I/ Identifier le caractère lucratif de l’activité
La loi du 1er juillet 1901 n’interdit pas aux associations de réaliser des opérations économiques, voire même commerciales, pourvu que leur cause ou leur objet soit licite, conforme aux lois et aux bonnes mœurs. En revanche, dans certaines conditions, l’exercice de telles activités conduit à qualifier l’organisme « d’association lucrative » et peut entraîner son assujettissement aux impôts commerciaux (IS, TVA et CET), au même titre qu’une entreprise du secteur privé. Reste à identifier ce qu’est une activité lucrative au sens fiscal. Pour y procéder, la doctrine fiscale BOI-IS-CHAMP-10-50-20-20 en donne la définition suivante : il s’agit une activité concurrençant une activité du secteur privé, et exercée selon les mêmes modalités qu’une entreprise commerciale. Le critère concurrentiel se voit ainsi rempli lorsque les prestations fournies sont offertes « en concurrence dans la même zone géographique d’attraction avec ceux proposés au même public par des entreprises commerciales exerçant une activité identique » (CE, Jeune France, 1er octobre 1999, n°170289). L’analyse de ce critère suppose en conséquence de s’interroger tout simplement sur la possibilité ou non pour le public, pour une même activité, de s’adresser indifféremment à une structure lucrative ou non lucrative au regard de la situation géographique de l’association. S’il est établi que l’activité se situe dans le champ concurrentiel, il convient par la suite d’en étudier les modalités d’exercice et de les comparer à celles employées par une entreprise commerciale. On s’attachera alors à examiner le public visé, le produit proposé, les prix pratiqués et la publicité réalisée par l’association pour les comparer à celles du secteur concurrentiel (Règle dite des « 4 P »). Si ces conditions de gestion sont globalement identiques à celles mises en œuvre dans ce secteur, alors l’activité sera considérée comme lucrative.
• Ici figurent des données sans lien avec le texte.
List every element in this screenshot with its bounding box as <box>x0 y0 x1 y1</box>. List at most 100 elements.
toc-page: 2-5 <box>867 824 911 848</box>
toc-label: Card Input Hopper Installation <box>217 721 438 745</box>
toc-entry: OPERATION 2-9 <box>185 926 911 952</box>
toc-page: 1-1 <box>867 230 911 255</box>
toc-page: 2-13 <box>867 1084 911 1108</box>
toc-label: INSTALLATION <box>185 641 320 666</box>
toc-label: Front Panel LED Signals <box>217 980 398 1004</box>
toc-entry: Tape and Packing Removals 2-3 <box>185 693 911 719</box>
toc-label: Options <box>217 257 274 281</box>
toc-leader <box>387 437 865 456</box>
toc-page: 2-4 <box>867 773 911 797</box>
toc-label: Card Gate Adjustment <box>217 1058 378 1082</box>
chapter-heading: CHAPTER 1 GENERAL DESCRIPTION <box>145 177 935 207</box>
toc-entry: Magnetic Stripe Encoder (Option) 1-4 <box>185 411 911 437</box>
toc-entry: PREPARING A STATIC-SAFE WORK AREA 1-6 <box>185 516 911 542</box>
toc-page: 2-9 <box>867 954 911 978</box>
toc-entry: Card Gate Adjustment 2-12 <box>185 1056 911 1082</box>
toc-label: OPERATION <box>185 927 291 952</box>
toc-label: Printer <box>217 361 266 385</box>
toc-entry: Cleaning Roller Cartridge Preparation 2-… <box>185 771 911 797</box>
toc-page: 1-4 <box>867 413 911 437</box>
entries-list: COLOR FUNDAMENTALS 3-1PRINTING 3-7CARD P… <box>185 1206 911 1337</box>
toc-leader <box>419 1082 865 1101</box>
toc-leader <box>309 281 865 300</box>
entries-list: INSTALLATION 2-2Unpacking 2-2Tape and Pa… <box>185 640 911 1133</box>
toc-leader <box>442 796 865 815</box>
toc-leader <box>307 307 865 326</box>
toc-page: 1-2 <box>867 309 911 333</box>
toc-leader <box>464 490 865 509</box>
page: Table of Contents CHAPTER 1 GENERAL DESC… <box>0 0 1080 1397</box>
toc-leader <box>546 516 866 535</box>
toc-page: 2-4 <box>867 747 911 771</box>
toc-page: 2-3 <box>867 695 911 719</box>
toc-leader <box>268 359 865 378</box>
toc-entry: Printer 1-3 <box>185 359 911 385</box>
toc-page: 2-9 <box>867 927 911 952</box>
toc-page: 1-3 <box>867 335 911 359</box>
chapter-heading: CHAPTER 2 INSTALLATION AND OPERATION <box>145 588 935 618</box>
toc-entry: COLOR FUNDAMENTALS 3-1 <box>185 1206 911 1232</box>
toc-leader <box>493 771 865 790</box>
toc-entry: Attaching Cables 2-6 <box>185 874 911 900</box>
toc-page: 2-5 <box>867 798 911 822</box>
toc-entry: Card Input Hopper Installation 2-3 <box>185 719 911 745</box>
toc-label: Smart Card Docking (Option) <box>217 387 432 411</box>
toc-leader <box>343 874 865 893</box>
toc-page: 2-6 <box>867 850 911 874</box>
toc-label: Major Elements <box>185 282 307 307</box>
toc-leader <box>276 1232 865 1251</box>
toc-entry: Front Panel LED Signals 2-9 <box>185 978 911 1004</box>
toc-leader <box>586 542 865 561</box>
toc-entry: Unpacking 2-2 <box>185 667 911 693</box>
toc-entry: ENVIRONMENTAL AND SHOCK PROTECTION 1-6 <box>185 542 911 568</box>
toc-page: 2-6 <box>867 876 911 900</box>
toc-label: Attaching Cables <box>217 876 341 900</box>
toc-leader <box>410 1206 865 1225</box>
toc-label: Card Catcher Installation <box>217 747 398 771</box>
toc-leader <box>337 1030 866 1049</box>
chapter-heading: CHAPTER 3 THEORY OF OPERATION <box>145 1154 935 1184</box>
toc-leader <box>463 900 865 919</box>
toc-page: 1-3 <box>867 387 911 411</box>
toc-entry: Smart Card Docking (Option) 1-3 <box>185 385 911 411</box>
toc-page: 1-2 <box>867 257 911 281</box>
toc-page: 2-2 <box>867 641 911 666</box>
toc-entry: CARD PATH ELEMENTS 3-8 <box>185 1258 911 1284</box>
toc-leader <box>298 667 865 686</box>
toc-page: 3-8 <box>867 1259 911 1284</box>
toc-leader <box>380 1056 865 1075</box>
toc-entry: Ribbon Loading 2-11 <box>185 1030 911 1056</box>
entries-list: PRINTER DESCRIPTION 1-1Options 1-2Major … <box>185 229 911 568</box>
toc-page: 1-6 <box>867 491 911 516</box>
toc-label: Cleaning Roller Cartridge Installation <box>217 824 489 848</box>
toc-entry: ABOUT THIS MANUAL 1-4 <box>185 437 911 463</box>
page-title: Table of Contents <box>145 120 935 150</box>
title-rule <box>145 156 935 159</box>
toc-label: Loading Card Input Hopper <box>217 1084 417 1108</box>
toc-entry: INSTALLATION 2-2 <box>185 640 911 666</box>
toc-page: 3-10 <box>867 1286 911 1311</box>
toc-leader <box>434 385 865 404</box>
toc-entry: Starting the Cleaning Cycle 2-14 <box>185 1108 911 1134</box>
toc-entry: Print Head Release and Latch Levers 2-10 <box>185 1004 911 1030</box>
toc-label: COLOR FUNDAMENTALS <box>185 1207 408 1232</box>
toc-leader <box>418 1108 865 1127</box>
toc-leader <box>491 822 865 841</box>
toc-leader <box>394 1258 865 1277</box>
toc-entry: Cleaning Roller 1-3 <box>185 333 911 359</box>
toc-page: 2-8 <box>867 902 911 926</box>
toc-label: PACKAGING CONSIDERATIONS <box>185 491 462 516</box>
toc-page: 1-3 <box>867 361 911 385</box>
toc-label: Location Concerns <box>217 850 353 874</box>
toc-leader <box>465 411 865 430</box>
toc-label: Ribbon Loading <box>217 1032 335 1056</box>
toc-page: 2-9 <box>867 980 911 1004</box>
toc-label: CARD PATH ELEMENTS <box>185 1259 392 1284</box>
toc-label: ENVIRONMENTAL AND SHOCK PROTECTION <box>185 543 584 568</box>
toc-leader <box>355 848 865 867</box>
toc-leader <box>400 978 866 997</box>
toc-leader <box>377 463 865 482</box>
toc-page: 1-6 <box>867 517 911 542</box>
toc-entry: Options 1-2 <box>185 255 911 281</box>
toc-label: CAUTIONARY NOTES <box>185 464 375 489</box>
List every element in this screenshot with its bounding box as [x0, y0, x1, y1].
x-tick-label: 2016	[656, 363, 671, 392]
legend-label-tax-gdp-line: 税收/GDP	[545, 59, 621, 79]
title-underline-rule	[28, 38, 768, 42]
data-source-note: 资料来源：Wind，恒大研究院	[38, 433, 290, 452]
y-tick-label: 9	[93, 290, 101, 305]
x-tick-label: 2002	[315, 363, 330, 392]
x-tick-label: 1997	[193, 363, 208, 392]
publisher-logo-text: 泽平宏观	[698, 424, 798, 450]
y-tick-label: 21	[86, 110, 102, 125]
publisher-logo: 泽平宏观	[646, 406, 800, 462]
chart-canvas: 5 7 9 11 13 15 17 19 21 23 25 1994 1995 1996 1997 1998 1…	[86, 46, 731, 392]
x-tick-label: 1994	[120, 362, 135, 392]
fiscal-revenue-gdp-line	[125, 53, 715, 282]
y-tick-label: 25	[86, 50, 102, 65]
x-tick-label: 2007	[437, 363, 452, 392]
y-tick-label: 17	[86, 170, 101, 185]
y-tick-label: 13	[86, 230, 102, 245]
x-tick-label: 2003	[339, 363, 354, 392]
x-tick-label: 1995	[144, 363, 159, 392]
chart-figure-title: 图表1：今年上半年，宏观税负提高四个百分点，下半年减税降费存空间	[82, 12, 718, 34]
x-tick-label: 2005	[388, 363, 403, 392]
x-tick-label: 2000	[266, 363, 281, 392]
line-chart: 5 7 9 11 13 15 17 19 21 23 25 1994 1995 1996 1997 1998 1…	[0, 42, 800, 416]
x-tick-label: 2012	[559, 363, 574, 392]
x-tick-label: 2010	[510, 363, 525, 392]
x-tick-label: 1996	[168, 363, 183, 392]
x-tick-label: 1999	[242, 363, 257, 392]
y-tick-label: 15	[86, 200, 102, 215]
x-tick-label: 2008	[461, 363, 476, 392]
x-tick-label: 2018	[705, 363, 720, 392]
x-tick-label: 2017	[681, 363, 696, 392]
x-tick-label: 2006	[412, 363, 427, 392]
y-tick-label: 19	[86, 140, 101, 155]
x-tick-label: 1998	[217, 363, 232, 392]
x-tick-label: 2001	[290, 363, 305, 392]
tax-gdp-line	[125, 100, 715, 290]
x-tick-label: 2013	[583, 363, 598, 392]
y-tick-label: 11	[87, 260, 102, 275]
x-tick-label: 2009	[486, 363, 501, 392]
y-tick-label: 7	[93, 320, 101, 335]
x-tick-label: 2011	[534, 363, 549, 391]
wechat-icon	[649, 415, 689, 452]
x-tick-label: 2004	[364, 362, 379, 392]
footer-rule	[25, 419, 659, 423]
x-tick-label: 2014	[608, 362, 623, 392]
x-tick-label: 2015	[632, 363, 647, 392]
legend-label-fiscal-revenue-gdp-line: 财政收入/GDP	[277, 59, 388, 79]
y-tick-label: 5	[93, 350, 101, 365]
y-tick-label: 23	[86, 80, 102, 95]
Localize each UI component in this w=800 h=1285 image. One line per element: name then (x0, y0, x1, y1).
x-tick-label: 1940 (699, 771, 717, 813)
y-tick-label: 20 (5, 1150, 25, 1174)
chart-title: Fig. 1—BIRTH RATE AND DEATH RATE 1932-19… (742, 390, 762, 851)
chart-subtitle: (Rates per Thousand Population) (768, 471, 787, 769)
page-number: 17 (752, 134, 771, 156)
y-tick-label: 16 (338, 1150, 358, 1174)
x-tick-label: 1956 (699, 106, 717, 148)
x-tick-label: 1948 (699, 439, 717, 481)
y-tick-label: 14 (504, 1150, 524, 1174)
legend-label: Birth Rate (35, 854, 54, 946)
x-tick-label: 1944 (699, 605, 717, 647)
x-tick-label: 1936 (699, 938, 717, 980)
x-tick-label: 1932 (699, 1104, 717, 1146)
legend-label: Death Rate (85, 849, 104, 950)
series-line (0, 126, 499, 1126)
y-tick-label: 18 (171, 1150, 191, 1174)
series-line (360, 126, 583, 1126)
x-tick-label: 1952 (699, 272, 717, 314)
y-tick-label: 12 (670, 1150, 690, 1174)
II/ Quid du caractère accessoire ?
L’administration fiscale ne donne pas de définition précise de l’activité accessoire. Elle fournit en revanche, dans l’instruction fiscale du 18 décembre 2006, une méthode d’appréciation du caractère prépondérant que doivent revêtir les activités non lucratives d’une association pour échapper à l’imposition. Les mêmes critères peuvent donc être utilisés a contrario pour identifier une activité lucrative accessoire. De ce fait, il conviendra de se référer à un critère comptable, autrement dit d’analyser la part des recettes lucratives par rapport à l’ensemble des moyens de financement de l’association en tenant également compte d’autres éléments tels que la part du personnel et des moyens affectés aux différentes activités. Pour un résultat le plus précis possible, l’appréciation de cette proportion se fait par une comparaison sur plusieurs années civiles. En tout état de cause, aucun pourcentage au-delà ou en-deçà duquel le critère de prépondérance ne serait plus respecté n’a été fixé par l’administration fiscale, l’appréciation devant se faire au cas par cas.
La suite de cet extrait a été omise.